Aktuelles im KOK

Ärzte der Welt e.V.: AnkER-Zentren machen krank

Ärzte der Welt stellen fest, dass besonders vulnerable Schutzbedürftige in AnkER-Zentren unerkannt bleiben und ihnen Unterstützung versagt bleibt.

Im vergangenen Jahr haben Ärzte der Welt e.V. und das Psychosoziale Zentrum Refugio München e.V. ihre Arbeit im AnkER-Zentrum Manching/Ingolstadt eingestellt. Nun veröffentlicht Ärzte ohne Grenzen einen Artikel im aktuellen Deutschen Ärzteblatt, um ihre Beweggründe und die Situation vor Ort zu schildern. Trotz der zahlreichen Menschenrechtsbedenken von Seiten zivilgesellschaftlicher Organisationen und der Fachwelt entschied Ärzte der Welt e.V. sich Anfang 2019 aus humanitären Gründen für einen Einsatz im AnkER-Zentrum Manching/Ingolstadt und bot gemeinsam mit dem Psychosozialen Zentrum Refugio München e.V. niedrigschwellige psychologische sowie psychiatrische Beratung und Behandlung für Geflüchtete an. Im Oktober 2019 stellten beide Organisationen ihre Arbeit ein.

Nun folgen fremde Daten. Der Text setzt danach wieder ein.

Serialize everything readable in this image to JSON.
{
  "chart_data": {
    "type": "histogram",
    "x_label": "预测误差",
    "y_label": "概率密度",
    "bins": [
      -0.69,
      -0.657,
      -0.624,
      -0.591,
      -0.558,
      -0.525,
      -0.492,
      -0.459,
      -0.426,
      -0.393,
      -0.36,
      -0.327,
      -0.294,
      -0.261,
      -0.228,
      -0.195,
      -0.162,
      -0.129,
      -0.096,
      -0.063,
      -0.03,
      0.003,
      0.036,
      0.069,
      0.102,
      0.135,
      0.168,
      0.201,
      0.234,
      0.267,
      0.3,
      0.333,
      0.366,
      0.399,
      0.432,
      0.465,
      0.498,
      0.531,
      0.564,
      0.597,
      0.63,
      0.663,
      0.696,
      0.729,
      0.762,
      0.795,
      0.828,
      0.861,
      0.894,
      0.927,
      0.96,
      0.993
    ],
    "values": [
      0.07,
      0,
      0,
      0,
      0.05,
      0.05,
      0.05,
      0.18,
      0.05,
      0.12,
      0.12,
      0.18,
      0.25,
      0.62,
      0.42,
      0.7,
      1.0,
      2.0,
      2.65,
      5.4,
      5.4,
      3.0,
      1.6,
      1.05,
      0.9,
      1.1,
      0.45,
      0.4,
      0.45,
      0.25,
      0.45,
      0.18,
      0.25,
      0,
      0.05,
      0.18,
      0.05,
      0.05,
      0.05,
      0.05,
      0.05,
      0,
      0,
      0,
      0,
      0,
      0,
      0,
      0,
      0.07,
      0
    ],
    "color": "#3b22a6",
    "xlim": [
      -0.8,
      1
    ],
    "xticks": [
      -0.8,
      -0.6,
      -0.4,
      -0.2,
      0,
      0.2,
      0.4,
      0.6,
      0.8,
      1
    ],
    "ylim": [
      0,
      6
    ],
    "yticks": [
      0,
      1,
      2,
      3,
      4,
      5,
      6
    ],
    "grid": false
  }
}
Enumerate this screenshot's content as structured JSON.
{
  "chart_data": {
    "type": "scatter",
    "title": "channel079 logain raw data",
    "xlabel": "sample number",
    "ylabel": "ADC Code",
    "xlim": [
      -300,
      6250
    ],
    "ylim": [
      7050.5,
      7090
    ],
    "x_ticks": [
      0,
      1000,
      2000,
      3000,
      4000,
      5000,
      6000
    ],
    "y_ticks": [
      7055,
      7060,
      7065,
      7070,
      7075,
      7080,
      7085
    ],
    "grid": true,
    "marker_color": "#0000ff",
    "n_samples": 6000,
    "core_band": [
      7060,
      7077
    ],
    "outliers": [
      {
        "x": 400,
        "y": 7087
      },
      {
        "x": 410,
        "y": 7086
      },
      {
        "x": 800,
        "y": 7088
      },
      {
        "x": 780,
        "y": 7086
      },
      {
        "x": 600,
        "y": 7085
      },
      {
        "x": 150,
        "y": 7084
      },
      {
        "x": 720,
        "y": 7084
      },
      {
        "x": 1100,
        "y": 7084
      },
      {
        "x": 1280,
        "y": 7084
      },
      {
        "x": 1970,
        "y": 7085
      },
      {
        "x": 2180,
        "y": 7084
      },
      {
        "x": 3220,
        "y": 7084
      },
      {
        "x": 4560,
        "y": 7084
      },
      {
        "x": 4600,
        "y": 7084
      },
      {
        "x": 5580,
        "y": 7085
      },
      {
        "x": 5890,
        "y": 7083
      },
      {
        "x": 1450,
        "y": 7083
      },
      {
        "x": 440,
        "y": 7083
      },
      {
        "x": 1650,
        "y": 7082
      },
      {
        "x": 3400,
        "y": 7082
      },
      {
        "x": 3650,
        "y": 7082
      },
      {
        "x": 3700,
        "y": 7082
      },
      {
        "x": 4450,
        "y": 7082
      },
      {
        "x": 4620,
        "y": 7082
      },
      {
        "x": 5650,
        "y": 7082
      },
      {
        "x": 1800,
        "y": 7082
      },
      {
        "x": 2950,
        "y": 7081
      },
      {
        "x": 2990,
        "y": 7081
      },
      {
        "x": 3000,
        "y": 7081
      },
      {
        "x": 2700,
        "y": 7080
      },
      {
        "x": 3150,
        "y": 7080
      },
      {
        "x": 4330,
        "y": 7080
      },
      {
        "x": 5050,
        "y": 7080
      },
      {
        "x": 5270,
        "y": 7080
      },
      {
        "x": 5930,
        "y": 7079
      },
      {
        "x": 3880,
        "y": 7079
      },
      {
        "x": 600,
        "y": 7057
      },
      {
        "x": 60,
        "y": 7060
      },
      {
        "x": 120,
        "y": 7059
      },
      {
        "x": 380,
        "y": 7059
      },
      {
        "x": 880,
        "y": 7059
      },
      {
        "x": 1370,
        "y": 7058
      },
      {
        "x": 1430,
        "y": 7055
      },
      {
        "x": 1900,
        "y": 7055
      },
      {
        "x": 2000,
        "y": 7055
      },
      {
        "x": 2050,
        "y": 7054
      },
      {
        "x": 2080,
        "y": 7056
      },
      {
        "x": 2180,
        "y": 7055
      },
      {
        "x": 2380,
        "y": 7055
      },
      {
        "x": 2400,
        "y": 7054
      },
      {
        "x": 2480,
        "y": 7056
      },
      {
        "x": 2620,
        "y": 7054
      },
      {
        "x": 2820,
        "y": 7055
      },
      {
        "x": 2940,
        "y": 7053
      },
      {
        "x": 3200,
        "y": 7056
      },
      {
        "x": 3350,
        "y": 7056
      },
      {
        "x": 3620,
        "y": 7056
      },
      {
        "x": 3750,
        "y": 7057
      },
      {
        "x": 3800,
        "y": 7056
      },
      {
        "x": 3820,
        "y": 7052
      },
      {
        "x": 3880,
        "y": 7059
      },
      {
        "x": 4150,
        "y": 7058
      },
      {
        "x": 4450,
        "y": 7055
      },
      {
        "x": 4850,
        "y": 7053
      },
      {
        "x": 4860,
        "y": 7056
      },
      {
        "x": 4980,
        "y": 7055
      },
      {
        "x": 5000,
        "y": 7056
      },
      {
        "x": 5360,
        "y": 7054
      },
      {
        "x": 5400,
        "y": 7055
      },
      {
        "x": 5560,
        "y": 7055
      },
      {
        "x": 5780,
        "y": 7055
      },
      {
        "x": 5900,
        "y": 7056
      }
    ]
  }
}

Unter den dort herrschenden Bedingungen konnten die NGOs die Verantwortung für die teilweise schwerst traumatisierten Patient*innen nicht länger tragen: „Die Bedingungen im Ankerzentrum Manching/Ingolstadt widersprechen in vielfältiger Hinsicht den völkerrechtlich verbrieften und nationalen, humanitären Verpflichtungen wie sie insbesondere bei Flüchtlingen einzuhalten sind. Vor allem der fehlende Schutz vor Übergriffen und die mangelnde Privatsphäre wirken sich negativ auf die psychische Gesundheit der Geflüchteten aus“, so die Autor*innen des Artikels. Eine besondere Schwierigkeit ist zudem die Erreichbarkeit von vulnerablen und schutzbedürftigen Personen, da es an entsprechender Sozialberatung fehlt. So müssen Betroffene selbst die Kraft und die Fähigkeit aufbringen, sich entsprechende Unterstützung zu suchen. Eine frühe Identifizierung von besonders Schutzbedürftigen durch geschultes Personal existiert nicht. Art. 21 und 22 der EU-Aufnahmerichtlinie verpflichteten Mitgliedstaaten dazu, vulnerablen Personengruppen die Unterstützung zu gewähren, die ihren speziellen Bedürfnissen Rechnung trägt.

Der KOK e.V. hatte bereits in der Vergangenheit mehrfach auf die Gefahren von AnkER-Zentren für Betroffene von Menschenhandel als besonders vulnerable Gruppe hingewiesen. Der KOK hatte aktiv an der Erstellung und Überarbeitung der Mindeststandards zum Schutz von geflüchteten Menschen in Flüchtlingsunterkünften mitgewirkt, um eine möglichst frühzeitige Identifizierung von Betroffenen von Menschenhandel, wie sie das europäische Recht vorsieht, zu gewährleisten. Bis heute fehlt es an einer bundesweiten Verpflichtung zur Umsetzung von Gewaltschutzstandards in Unterkünften für Geflüchteten.